Of course by the time you generate controls drawings, mechanical drawings (for end effectors and fixturing) and develope the application you are problably talking closer to $120-$150k for one robot.
We very seldom use what most here would concider a computer for machine control. Besides that, I have working on a project where we had to handle 33 variations of the same part on one piece of assembly and test equipment. The entire project was less than $2 million. The cycle time for a completed part was 10 seconds.
An Allen-Bradley SLC 5/04 processor with 16k (yes, that is k) is typical of what we use for machine control. I know this seems a small amount of RAM, but when you are primarily dealing with bits not much is required.

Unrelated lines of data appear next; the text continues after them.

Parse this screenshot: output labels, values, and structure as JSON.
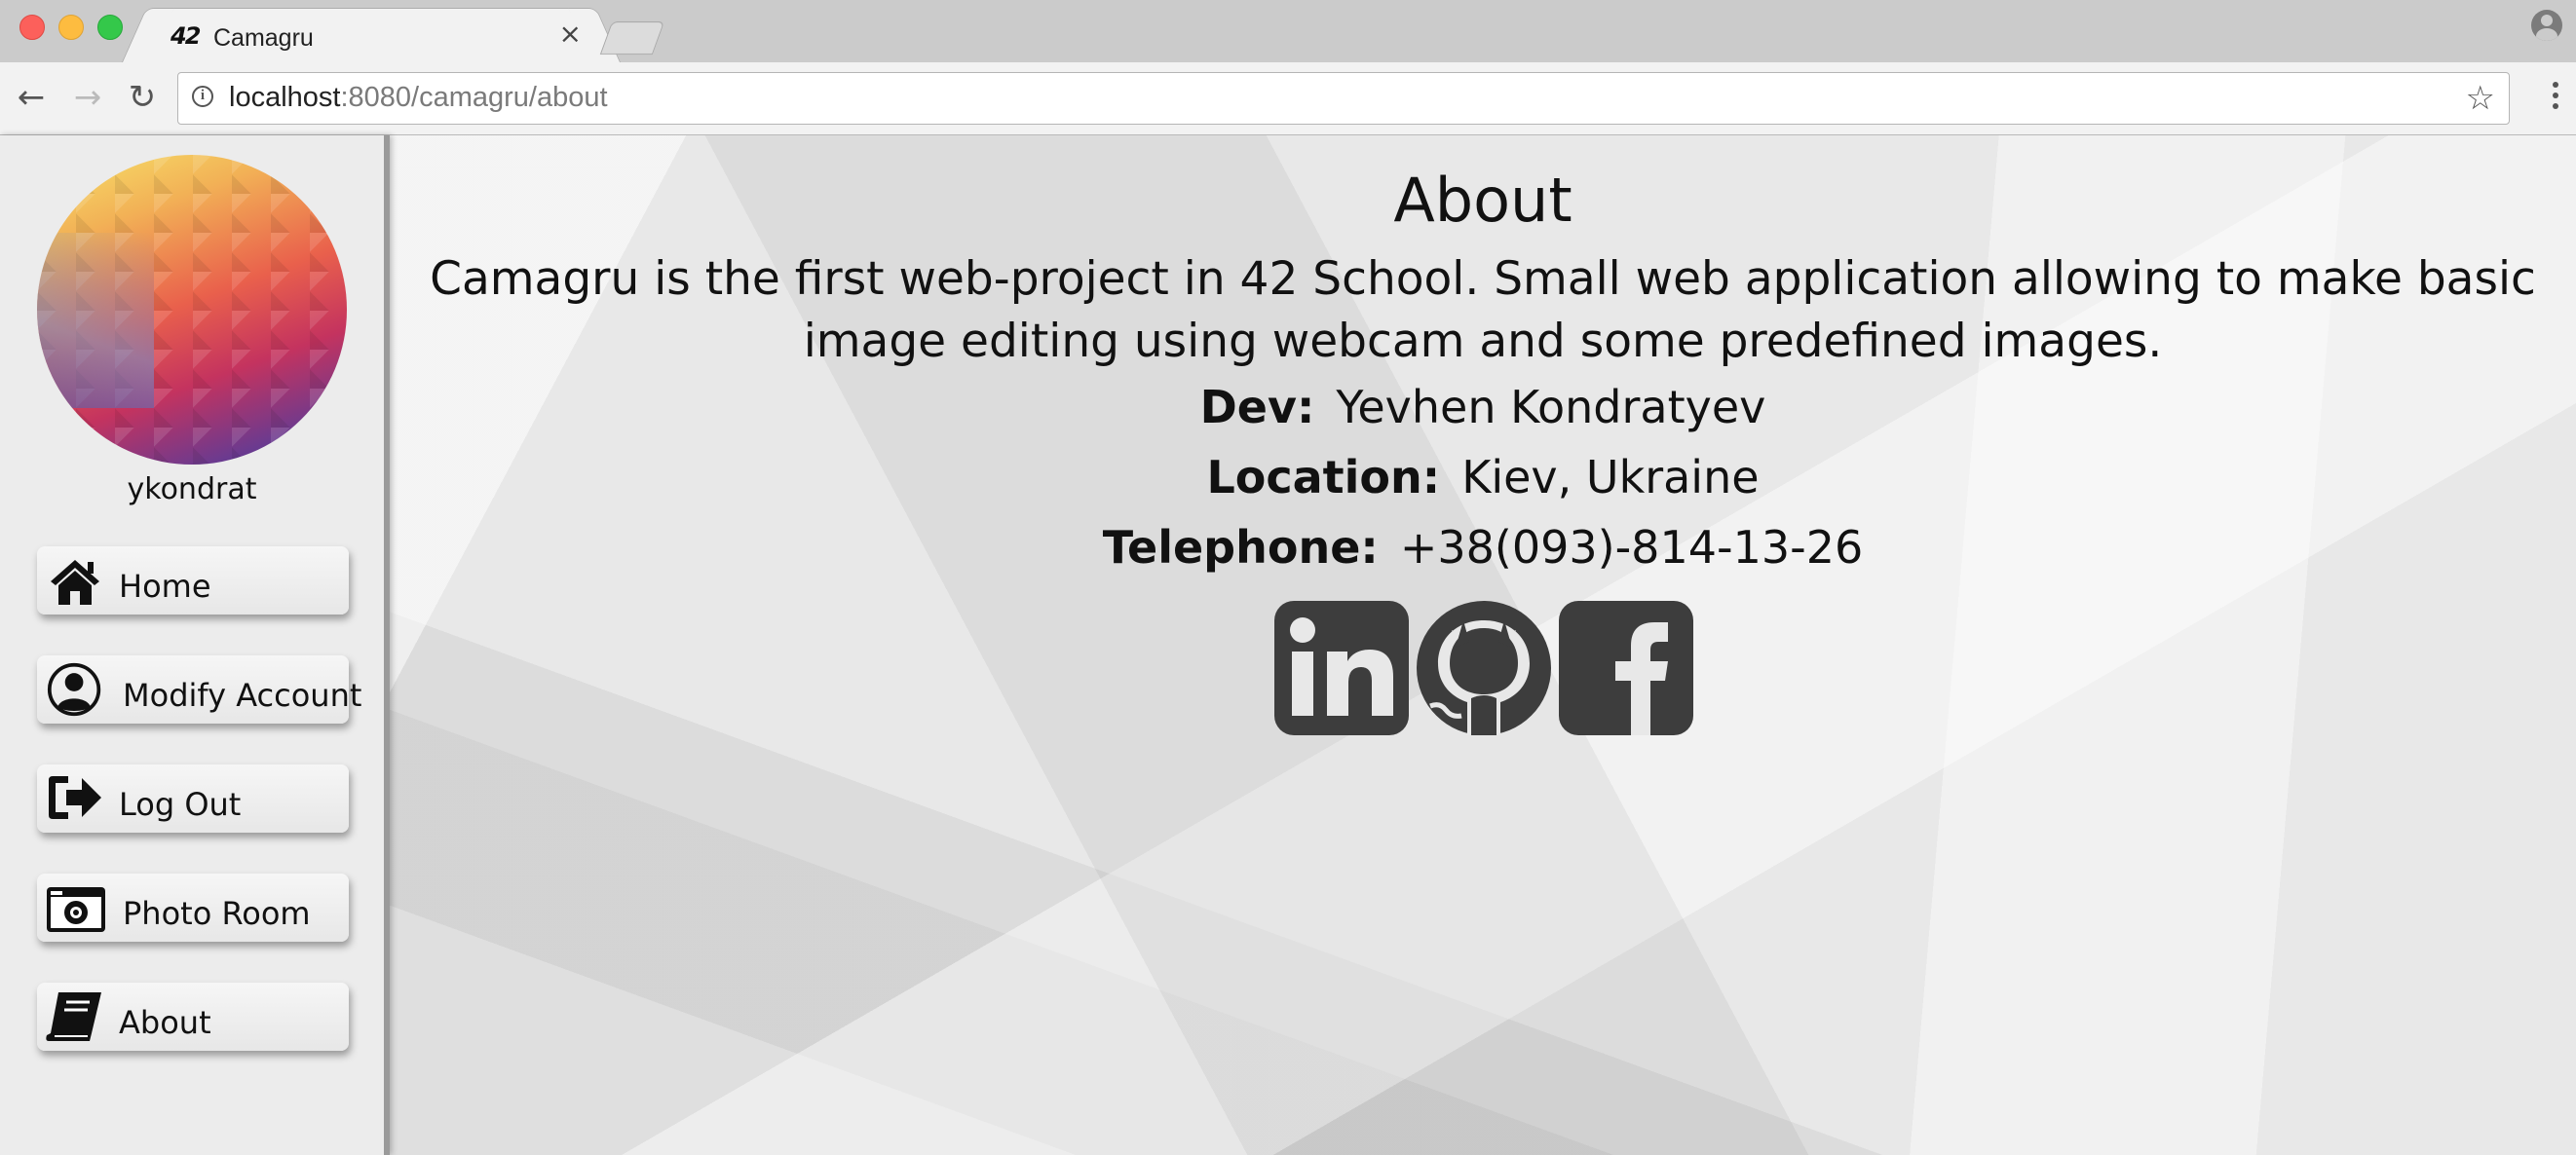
{
  "browser": {
    "tab_title": "Camagru",
    "tab_favicon": "42",
    "tab_close": "×",
    "url_host": "localhost",
    "url_rest": ":8080/camagru/about",
    "icons": [
      "back-arrow-icon",
      "forward-arrow-icon",
      "reload-icon",
      "info-icon",
      "star-icon",
      "menu-icon",
      "profile-icon"
    ]
  },
  "sidebar": {
    "username": "ykondrat",
    "items": [
      {
        "label": "Home",
        "icon": "home-icon"
      },
      {
        "label": "Modify Account",
        "icon": "user-icon"
      },
      {
        "label": "Log Out",
        "icon": "logout-icon"
      },
      {
        "label": "Photo Room",
        "icon": "camera-icon"
      },
      {
        "label": "About",
        "icon": "book-icon"
      }
    ]
  },
  "main": {
    "title": "About",
    "description": "Camagru is the first web-project in 42 School. Small web application allowing to make basic image editing using webcam and some predefined images.",
    "dev_label": "Dev:",
    "dev_value": "Yevhen Kondratyev",
    "location_label": "Location:",
    "location_value": "Kiev, Ukraine",
    "telephone_label": "Telephone:",
    "telephone_value": "+38(093)-814-13-26",
    "socials": [
      "linkedin-icon",
      "github-icon",
      "facebook-icon"
    ]
  },
  "colors": {
    "icon_dark": "#3d3d3d",
    "page_bg": "#e8e8e8",
    "sidebar_bg": "#ececec",
    "tab_active_bg": "#f2f2f2"
  }
}
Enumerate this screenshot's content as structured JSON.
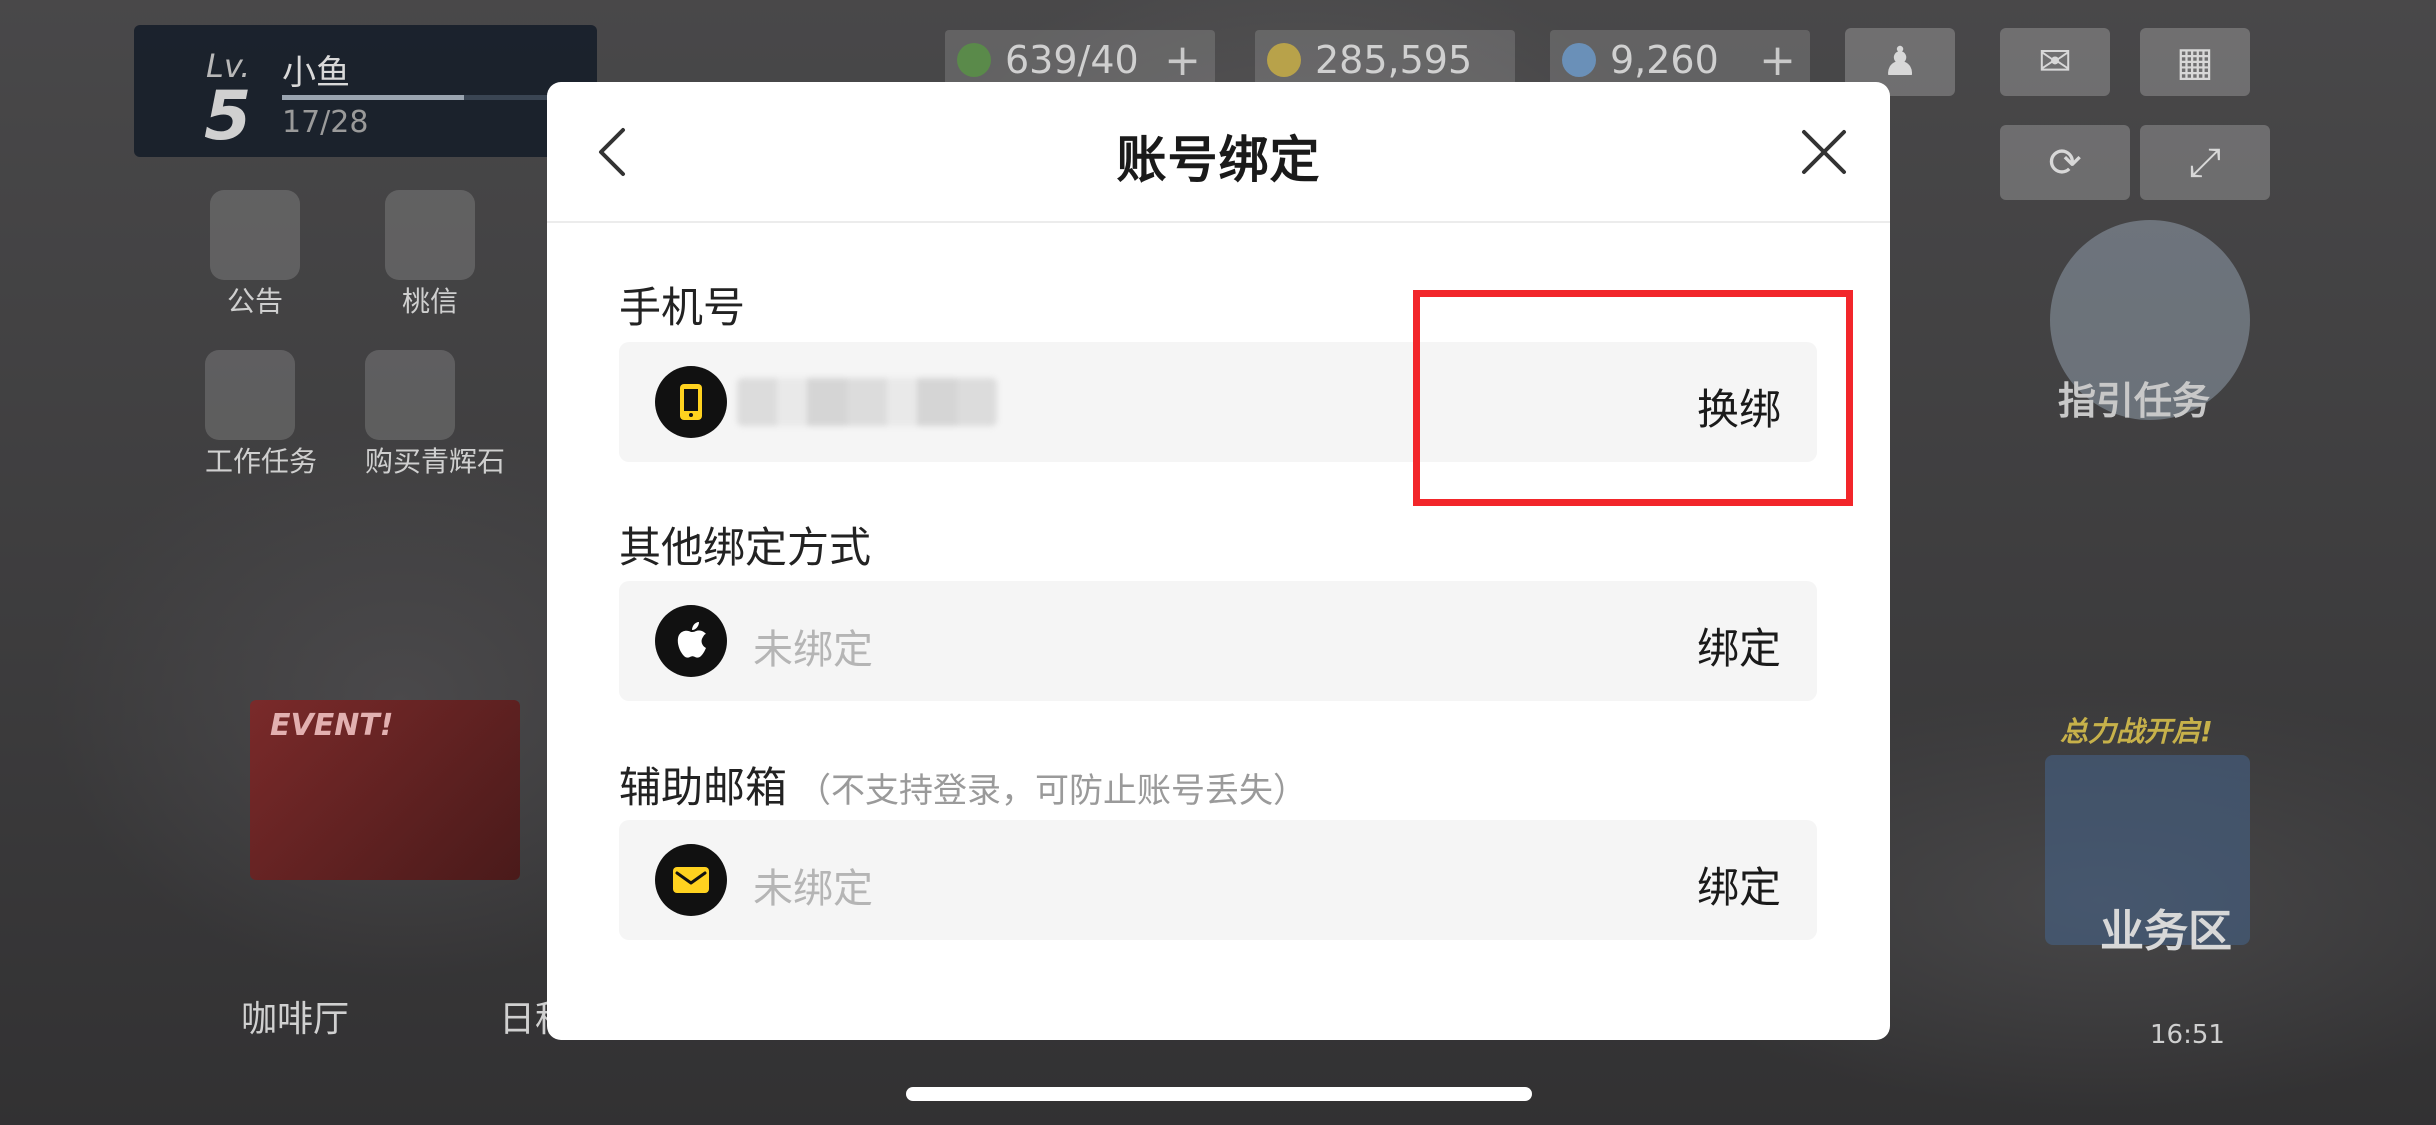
{
  "hud": {
    "level_label": "Lv.",
    "level": "5",
    "player_name": "小鱼",
    "xp": "17/28",
    "xp_progress": 0.607,
    "stamina": "639/40",
    "credits": "285,595",
    "gems": "9,260",
    "plus": "+",
    "side_items": [
      "公告",
      "桃信",
      "工作任务",
      "购买青辉石"
    ],
    "event_banner": "EVENT!",
    "guide_task": "指引任务",
    "total_war_tag": "总力战开启!",
    "business_area": "业务区",
    "bottom_nav": [
      "咖啡厅",
      "日程"
    ],
    "clock": "16:51"
  },
  "dialog": {
    "title": "账号绑定",
    "phone": {
      "label": "手机号",
      "action": "换绑"
    },
    "other": {
      "label": "其他绑定方式",
      "apple_value": "未绑定",
      "apple_action": "绑定"
    },
    "email": {
      "label": "辅助邮箱",
      "note": "（不支持登录，可防止账号丢失）",
      "value": "未绑定",
      "action": "绑定"
    }
  },
  "colors": {
    "highlight": "#f2262a",
    "mail_icon": "#ffd21f"
  }
}
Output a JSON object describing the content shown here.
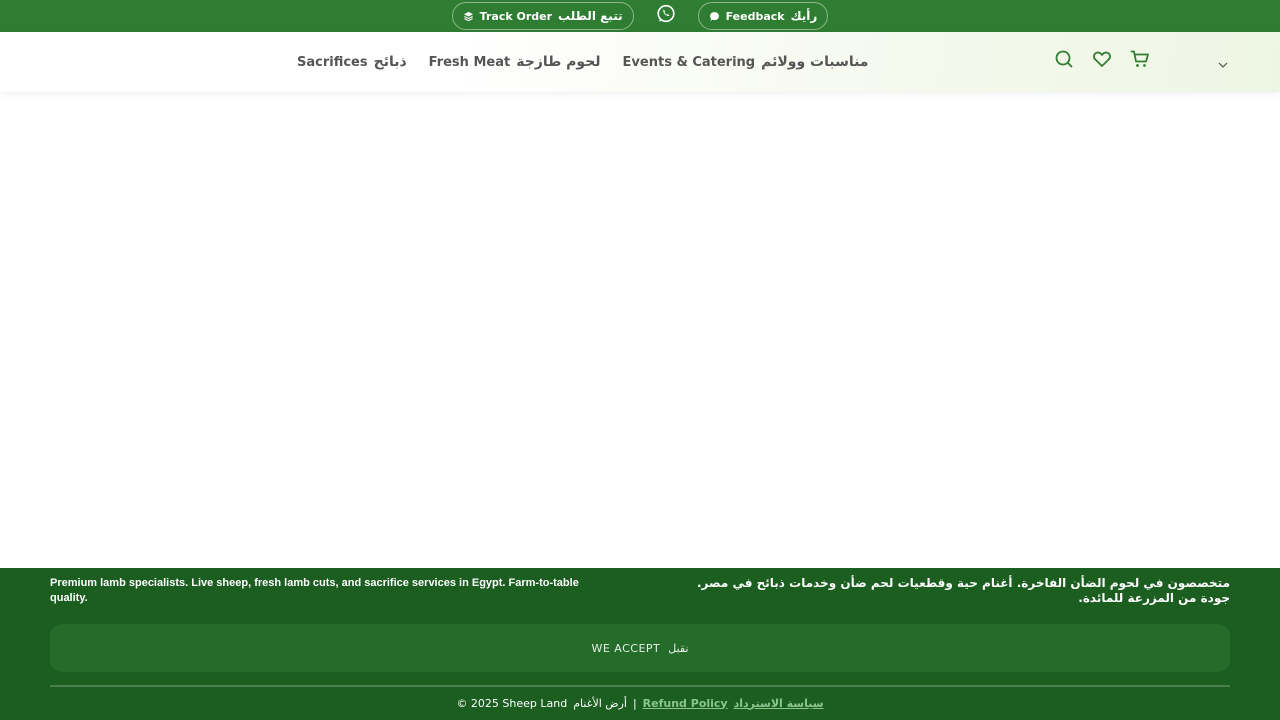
{
  "topbar": {
    "track_order": {
      "en": "Track Order",
      "ar": "تتبع الطلب",
      "icon": "layers-icon"
    },
    "whatsapp": {
      "icon": "whatsapp-icon"
    },
    "feedback": {
      "en": "Feedback",
      "ar": "رأيك",
      "icon": "chat-bubble-icon"
    }
  },
  "nav": {
    "items": [
      {
        "en": "Sacrifices",
        "ar": "ذبائح"
      },
      {
        "en": "Fresh Meat",
        "ar": "لحوم طازجة"
      },
      {
        "en": "Events & Catering",
        "ar": "مناسبات وولائم"
      }
    ]
  },
  "header_icons": [
    "search-icon",
    "heart-icon",
    "cart-icon"
  ],
  "footer": {
    "description_en": "Premium lamb specialists. Live sheep, fresh lamb cuts, and sacrifice services in Egypt. Farm-to-table quality.",
    "description_ar": "متخصصون في لحوم الضأن الفاخرة. أغنام حية وقطعيات لحم ضأن وخدمات ذبائح في مصر. جودة من المزرعة للمائدة.",
    "we_accept_en": "WE ACCEPT",
    "we_accept_ar": "نقبل",
    "copyright": "© 2025 Sheep Land",
    "copyright_sep": "|",
    "copyright_ar": "أرض الأغنام",
    "refund_en": "Refund Policy",
    "refund_ar": "سياسة الاسترداد"
  },
  "colors": {
    "topbar": "#2e7d32",
    "footer": "#1b5e20",
    "accent": "#2e7d32",
    "link": "#8bc48f"
  }
}
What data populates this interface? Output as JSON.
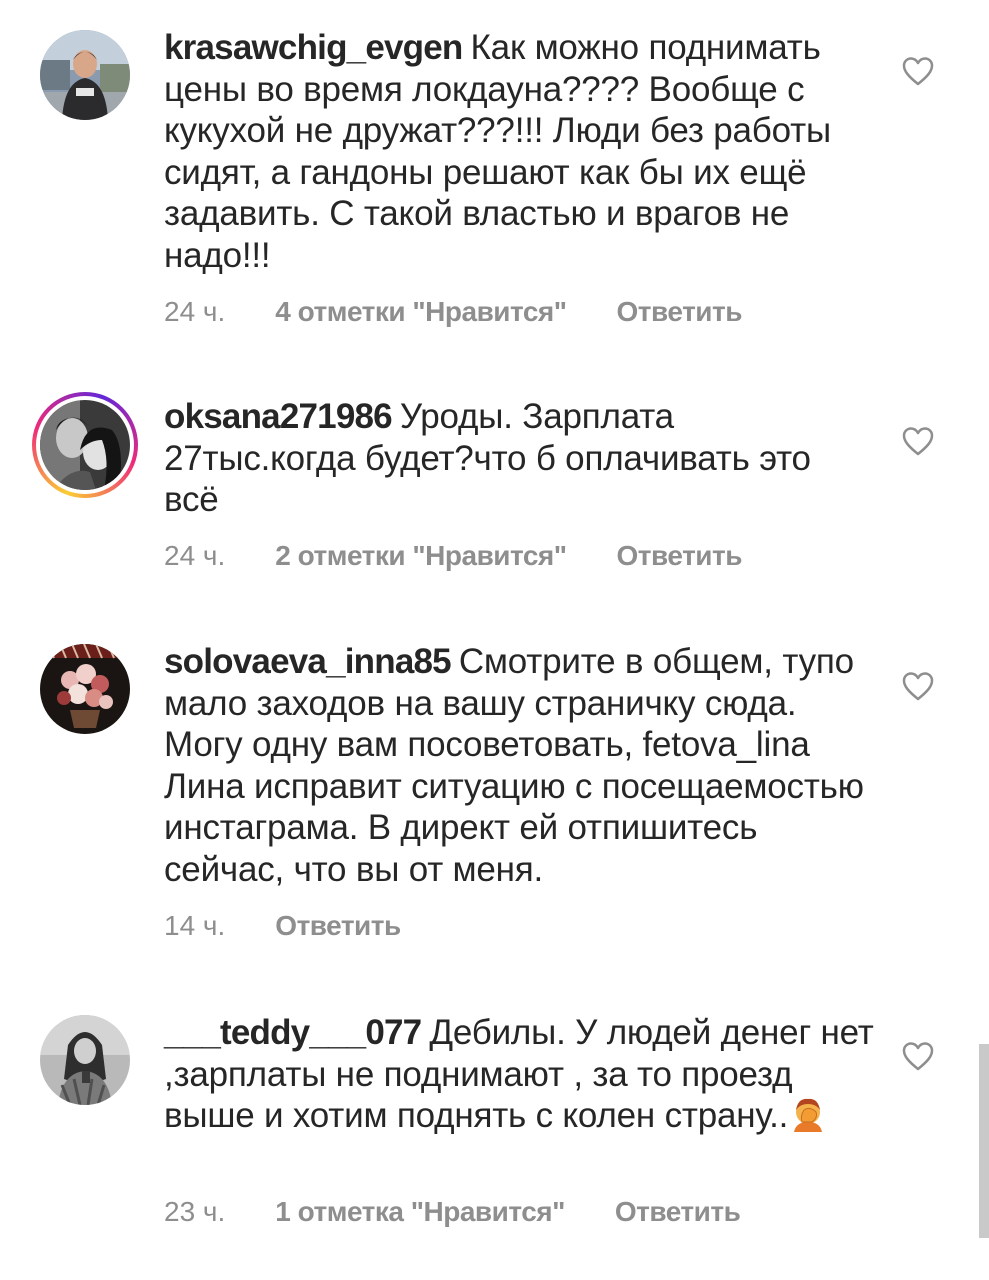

I have to disagree with you here. In some cases, the computer can make the dicisions much more quickly and reliably than any human on earth. One example I have personal experience with is machine vision systems. I did a project that involved inspecting disk pack assemblies that were assembled by hand and then orbital formed them in place. The operator would swear that he assembled them correctly when our machine rejected an assembly. Upon inspection, it was proven every time that the operator had in fact assembled them incorrectly. During final exceptance we even rejected an assembly because an eyelash was in the disk assembly. Our customers were very impressed and it also made a strong case for doing this assembly in a clean room.
Actually that is $364k in 35 years, but you left out things like benefits, social security taxes, and unemployment insurance that the company has to pay on top of the emplyee's wages.
OK, I could go on for quite a while but I am done for now...
I know what the Internet is, what the hell is this Interweb business?!